How to Build Credit from Scratch
When you’re faced with the situation of having no credit, you might be surprised at how creditors treat you. It can often feel like you’ve been lumped into the same group as people with bad credit. This is because creditors use your past credit history to determine whether you are or will be a responsible borrower. If you have no past history, there’s no pattern to establish your credit worthiness.
This wouldn’t be a significant issue if it weren’t for the fact that credit has become such an integral part of our society. Employers use it when looking for potential hires, auto insurance companies use it to determine rates, not to mention the savings a high credit score can bring you in interest rates alone. The problem is that you need credit in order to have credit. Luckily, there are a few steps you can take to get you on the right track towards building credit and achieving a high credit score.
Get a secured credit card.
Secured credit cards work the same way as regular credit cards, except they require a deposit. The amount you are allowed to borrow usually reflects the exact amount of the deposit you paid or a percentage of that deposit. One common misconception regarding secured cards, however, is that they work like debit cards. This is not true. The creditor only uses your deposit as a guarantee in the event of non-payment. When you make a charge on your card, you need to pay that amount back just like a normal credit card. The payment will not be taken out of your deposit. There are a number of secured credit cards to choose from.
Only charge what you KNOW you can pay off in FULL each month.

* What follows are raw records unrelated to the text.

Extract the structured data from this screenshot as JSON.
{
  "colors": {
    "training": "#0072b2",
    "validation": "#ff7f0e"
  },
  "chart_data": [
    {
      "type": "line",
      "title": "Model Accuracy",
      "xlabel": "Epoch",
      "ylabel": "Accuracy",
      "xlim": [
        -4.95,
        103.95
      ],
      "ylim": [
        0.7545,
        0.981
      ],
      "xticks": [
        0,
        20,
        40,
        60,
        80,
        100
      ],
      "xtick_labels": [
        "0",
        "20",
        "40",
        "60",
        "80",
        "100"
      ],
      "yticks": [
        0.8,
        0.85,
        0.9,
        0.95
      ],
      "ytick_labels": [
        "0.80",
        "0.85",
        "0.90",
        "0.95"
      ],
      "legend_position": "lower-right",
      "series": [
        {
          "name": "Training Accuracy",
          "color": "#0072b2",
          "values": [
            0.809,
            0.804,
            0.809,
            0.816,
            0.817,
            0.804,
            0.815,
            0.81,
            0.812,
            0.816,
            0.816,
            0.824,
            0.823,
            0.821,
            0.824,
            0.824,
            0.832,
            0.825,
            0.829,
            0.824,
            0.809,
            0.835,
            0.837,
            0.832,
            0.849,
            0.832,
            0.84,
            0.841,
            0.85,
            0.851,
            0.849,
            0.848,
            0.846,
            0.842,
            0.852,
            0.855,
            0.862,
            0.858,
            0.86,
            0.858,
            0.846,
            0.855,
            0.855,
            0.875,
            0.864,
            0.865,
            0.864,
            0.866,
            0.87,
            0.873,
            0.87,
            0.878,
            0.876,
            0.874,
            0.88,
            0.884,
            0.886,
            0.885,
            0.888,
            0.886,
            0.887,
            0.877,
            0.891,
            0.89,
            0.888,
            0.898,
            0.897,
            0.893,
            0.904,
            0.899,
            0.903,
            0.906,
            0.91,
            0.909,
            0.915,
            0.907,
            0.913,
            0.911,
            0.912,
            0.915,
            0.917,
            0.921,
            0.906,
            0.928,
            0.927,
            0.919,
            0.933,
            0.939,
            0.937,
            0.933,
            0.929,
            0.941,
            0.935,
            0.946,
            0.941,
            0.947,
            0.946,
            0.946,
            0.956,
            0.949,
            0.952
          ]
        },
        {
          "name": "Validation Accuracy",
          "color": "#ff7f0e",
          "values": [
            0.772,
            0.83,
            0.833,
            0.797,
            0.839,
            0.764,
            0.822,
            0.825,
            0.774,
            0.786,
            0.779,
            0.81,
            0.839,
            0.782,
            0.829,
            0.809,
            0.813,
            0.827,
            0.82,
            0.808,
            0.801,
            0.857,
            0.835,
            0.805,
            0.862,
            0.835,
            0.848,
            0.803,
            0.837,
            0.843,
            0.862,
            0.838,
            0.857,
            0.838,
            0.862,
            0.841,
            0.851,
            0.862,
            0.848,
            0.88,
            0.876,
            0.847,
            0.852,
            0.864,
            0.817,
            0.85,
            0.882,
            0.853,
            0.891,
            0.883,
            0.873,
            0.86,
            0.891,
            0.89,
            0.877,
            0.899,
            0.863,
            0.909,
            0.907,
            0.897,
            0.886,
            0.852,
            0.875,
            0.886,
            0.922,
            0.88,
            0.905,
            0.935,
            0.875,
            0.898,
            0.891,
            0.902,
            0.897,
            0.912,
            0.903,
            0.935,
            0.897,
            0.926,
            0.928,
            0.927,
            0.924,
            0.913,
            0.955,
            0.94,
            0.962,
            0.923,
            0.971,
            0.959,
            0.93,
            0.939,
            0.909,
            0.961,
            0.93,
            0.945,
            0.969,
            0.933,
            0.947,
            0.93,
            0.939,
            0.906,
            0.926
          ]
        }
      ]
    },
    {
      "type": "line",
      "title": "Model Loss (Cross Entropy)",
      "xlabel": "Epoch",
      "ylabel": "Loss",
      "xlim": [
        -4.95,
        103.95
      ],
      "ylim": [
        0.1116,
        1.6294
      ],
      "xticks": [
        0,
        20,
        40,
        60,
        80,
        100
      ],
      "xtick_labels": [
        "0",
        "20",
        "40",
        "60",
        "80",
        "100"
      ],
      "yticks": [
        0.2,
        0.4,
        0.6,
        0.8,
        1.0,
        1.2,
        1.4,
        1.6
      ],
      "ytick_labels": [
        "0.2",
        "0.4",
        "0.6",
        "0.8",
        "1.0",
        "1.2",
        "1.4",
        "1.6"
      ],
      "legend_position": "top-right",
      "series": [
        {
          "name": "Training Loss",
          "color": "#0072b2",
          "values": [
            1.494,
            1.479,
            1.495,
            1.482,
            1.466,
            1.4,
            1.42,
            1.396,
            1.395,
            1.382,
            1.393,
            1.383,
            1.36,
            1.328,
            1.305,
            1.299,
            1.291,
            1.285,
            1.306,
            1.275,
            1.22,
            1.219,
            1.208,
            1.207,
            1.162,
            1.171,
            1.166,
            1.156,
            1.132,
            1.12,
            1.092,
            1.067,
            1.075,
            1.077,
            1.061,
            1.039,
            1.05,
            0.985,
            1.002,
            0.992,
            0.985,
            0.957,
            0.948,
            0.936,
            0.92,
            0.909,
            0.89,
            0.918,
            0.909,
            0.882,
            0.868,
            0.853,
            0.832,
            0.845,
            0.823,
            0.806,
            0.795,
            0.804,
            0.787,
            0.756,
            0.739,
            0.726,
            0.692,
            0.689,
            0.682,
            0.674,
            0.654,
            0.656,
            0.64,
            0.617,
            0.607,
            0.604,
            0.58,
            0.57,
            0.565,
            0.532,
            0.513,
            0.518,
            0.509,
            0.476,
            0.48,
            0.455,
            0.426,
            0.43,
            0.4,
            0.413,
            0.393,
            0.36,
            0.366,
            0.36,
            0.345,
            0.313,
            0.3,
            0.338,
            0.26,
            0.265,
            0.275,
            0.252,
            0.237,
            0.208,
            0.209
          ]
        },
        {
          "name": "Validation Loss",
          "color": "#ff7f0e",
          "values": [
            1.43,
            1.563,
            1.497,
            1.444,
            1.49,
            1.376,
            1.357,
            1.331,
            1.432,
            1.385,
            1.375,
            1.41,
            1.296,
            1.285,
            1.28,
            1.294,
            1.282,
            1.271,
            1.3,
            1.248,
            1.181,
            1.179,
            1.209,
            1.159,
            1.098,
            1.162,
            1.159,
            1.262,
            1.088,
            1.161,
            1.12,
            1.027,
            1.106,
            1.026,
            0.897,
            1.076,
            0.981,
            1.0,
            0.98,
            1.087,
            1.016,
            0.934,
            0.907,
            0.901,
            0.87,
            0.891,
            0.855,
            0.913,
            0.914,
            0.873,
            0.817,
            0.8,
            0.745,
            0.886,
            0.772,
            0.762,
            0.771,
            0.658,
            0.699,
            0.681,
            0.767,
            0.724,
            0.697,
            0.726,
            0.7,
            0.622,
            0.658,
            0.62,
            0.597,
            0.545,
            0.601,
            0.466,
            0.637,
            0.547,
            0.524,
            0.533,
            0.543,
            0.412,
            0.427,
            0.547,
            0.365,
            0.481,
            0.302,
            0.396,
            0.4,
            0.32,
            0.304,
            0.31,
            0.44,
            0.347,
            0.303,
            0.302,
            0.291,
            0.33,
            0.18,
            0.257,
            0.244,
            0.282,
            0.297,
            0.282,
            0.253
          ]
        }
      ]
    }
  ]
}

Now that you have a card, you need to show that you are a responsible borrower. To do this, you need to make sure that you only charge what you absolutely know you can pay off each month. If you pay off your balance in full each month, you’ll avoid interest rates.
As much as the temptation exists to spend your newfound access to money on something splurge-worthy, the best use for your credit card money is to pay something you’ve already budgeted for each month. Some ideas include gym memberships, subscription services and other routine purchases.
Keep your balance under 30%.
A very little known fact is what we like to call the 30% rule or your utilization rate. When your overall balance goes over 30% of your credit limit, your credit score is negatively affected. That means if your credit limit is $500, your balance should never go over $150. In fact, it’s wise to keep it even lower because many credit card companies actual report lower credit limits than what you actually have, therefore increasing your percentage.
Pay your bills on time, EVERY month.
There’s no need to fall into the trap of creating more debt. To avoid unnecessary interest rates and dips in your credit report, make sure you pay your bills on time every single month. To make sure you’re covered, we recommend setting up automated payments. That way no matter what is going on in your life, your credit score isn’t going to suffer from forgetfulness.
Monitor your credit report.
The point of building your credit is to get a high score, so it makes sense to keep an eye on that statistic. 80% of all credit reports have errors, making it even more crucial to stay on top of things. Don’t fall victim to the free credit report sites either. When you need to get your credit report, make sure it’s giving you your FICO score.
Apply for an unsecured card after about a year.
Once you’ve had a good amount of time with good credit payment history you should be eligible to receive an unsecured credit card. Call your creditor to see if you qualify for a move from an unsecured account to a secured account. Unsecured cards carry many benefits such as higher limits and reward perks. Just keep in mind the same tips when using your credit card.
Building credit can be a slow process that requires a lot of patience. However, like most things, it will be worth the wait whenever you need to make a large purchase or an emergency situation arises.